MARKETING, ADMINISTRATIVE AND OTHER EXPENSES
Two major components of marketing, administrative and other expenses are freight and profit sharing costs. Although freight
costs increased 3% over the prior year, unit freight costs increased only 1%. Higher fuel prices were partially offset by efciencies
created by increased shipments. Profit sharing costs, which are based upon and fluctuate with pre-tax earnings, increased more
than fivefold from 2010 to 2011 due to the Company’s increased profitability in 2011. In 2011, profit sharing costs consisted of $117.7
million of contributions, including the Company’s matching contribution, made to the Company’s Profit Sharing and Retirement
Savings Plan for qualified employees ($22.1 million in 2010). Other bonus costs also fluctuate based on Nucor’s achievement of
certain financial performance goals, including comparisons of Nucor’s financial performance to peers in the steel industry and other
companies. Stock-based compensation included in marketing, administrative and other expenses increased 56% to $24.7 million in
2011 compared with $15.8 million in 2010 and includes costs associated with vesting of stock awards granted in prior years.

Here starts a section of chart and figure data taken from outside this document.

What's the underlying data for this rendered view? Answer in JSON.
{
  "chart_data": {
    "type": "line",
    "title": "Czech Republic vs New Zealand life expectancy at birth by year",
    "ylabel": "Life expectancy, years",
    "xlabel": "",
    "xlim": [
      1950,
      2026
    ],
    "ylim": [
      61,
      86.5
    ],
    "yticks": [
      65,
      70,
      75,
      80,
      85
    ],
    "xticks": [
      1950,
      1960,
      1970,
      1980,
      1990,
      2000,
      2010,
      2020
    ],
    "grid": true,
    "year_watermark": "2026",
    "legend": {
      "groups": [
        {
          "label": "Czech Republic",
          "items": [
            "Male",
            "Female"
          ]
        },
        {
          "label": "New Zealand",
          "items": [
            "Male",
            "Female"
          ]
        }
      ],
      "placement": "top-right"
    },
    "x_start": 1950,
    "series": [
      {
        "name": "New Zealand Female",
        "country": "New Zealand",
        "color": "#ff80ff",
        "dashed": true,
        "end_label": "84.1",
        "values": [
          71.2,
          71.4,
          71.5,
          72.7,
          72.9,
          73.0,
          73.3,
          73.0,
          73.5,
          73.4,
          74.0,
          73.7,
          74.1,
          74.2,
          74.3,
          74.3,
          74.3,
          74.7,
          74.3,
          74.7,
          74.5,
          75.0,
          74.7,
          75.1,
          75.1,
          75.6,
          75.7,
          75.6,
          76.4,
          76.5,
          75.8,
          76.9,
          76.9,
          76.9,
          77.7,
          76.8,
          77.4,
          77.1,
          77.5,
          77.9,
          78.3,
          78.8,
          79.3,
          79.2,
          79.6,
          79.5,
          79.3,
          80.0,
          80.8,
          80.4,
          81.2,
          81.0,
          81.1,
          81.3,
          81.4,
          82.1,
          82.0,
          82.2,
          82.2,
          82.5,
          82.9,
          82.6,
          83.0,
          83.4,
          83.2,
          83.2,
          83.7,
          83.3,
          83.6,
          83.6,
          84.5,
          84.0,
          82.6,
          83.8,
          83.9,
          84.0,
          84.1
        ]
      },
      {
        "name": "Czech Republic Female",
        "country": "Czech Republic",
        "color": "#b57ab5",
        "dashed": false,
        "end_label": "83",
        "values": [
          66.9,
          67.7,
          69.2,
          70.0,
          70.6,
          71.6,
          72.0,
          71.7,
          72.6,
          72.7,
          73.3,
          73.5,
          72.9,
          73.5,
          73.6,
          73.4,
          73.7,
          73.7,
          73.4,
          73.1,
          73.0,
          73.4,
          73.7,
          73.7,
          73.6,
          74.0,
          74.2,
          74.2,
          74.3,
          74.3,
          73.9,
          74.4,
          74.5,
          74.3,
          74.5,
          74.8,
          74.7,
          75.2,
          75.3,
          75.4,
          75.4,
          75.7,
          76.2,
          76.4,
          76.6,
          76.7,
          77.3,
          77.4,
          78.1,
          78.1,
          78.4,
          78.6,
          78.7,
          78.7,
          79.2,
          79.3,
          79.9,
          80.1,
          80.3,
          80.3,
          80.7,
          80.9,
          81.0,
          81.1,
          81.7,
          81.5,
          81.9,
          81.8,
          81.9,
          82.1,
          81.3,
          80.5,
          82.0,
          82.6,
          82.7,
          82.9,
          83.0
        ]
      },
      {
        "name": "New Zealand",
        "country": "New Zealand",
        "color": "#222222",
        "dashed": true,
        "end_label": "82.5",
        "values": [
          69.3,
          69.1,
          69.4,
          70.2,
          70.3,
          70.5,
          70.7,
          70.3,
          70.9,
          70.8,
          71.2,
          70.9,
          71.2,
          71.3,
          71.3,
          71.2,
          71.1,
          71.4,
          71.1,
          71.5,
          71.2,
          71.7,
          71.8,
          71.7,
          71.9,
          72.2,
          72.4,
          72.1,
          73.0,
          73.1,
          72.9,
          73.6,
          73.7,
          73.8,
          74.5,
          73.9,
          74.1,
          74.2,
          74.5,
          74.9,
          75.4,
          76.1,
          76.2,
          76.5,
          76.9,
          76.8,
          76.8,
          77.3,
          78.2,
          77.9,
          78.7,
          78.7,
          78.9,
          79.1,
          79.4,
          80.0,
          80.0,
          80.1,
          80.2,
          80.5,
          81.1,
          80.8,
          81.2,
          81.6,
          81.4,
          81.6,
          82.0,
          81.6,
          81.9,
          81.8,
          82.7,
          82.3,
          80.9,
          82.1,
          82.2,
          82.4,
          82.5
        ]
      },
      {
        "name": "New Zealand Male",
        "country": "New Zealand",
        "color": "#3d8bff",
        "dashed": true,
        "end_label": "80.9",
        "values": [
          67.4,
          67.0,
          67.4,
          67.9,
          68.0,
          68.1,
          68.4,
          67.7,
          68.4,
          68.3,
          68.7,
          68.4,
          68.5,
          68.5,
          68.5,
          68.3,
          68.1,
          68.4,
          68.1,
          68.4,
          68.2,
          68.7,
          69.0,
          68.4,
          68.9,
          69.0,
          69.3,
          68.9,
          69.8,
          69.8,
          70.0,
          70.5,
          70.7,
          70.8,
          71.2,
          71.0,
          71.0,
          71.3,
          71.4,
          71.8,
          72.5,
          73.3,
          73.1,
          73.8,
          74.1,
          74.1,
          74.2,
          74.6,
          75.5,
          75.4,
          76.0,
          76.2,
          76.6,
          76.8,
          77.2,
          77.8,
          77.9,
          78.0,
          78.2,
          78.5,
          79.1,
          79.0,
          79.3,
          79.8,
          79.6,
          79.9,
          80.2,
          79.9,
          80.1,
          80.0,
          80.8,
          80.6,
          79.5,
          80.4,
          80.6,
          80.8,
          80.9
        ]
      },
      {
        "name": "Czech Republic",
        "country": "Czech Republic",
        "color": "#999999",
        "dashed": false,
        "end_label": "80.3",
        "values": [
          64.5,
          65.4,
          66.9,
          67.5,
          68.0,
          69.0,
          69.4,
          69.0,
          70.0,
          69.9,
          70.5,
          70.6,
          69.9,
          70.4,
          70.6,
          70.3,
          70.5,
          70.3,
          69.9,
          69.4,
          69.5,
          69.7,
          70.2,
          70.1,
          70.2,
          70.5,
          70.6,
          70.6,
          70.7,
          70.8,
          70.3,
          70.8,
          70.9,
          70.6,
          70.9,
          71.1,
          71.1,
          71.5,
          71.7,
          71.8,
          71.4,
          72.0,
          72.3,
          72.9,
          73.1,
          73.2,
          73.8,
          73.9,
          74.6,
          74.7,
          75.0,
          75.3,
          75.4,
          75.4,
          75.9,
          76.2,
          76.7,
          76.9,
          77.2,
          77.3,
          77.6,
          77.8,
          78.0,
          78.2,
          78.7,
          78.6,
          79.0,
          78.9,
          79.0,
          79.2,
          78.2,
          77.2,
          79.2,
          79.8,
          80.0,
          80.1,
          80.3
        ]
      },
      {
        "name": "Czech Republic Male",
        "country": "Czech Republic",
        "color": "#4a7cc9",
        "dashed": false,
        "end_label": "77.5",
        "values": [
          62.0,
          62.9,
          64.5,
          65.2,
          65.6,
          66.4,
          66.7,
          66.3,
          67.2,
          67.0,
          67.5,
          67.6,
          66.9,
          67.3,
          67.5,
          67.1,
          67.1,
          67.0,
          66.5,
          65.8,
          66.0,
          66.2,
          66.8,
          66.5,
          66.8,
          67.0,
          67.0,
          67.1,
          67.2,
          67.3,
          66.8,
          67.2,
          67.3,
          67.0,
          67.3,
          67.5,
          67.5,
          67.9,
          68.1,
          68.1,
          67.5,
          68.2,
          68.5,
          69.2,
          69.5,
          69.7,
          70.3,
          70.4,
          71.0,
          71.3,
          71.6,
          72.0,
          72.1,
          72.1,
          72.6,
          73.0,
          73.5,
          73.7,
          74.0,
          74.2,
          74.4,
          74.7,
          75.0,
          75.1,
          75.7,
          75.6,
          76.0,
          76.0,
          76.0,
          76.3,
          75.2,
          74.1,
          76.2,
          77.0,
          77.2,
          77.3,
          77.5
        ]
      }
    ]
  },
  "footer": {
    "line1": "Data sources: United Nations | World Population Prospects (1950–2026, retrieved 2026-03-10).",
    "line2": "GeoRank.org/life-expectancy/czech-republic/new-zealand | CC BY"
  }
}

In 2011, marketing, administrative, and other expenses included a charge of $13.9 million for the impairment of a dust recycling
project. In 2010, Nucor and its joint venture partners agreed to permanently close the HIsmelt plant in Kwinana, Western Australia.
Nucor has a 25% interest in the joint venture that will be terminated. Nucor recorded a pre-tax charge of $10.0 million in 2010 for
our share of the estimated closure costs.
EQUITY IN LOSSES OF UNCONSOLIDATED AFFILIATES
Nucor incurred equity method investment losses of $10.0 million and $32.1 million in 2011 and 2010, respectively. Included in
equity method losses is amortization expense associated with the purchase of equity method investments. The decrease in the
equity method investment losses is primarily attributable to decreased losses incurred at the HIsmelt joint venture that was closed
in late 2010 and to increased earnings generated by NuMit LLC, of which Nucor acquired a 50% interest in the second quarter
of 2010. The markets served by Duferdofin Nucor continue to be negatively affected by the global economic recession and lower-
priced imports from foreign steel producers receiving government subsidies. Equity in earnings of unconsolidated affiliates was $4.1
million in the fourth quarter of 2011 compared with losses of $0.6 million in the fourth quarter of 2010 and $11.2 million in the
third quarter of 2011. The increase in equity method earnings for the fourth quarter of 2011 is due to the reversal of a deferred tax
asset valuation allowance of $7.1 million related to the Duferdofin Nucor joint venture’s Italian net operating loss carryforward. This
valuation allowance was recorded in the third quarter of 2011 and reversed in the fourth quarter as a result of changes in Italian tax
regulations in December 2011.
INTEREST EXPENSE (INCOME)
Net interest expense is detailed below:
(in thousands)
Year Ended December 31, 2011 2010
Interest expense $178,812 $161,140
Interest income (12,718) (8,047)
Interest expense, net $166,094 $153,093
The 11% increase in gross interest expense over 2010 is attributable to a 29% increase in average debt outstanding, partially offset
by a 14% decrease in the average interest rate. Gross interest income increased 58% due to a 76% increase in average investments,
partially offset by a 16% decrease in the average interest rate earned on investments.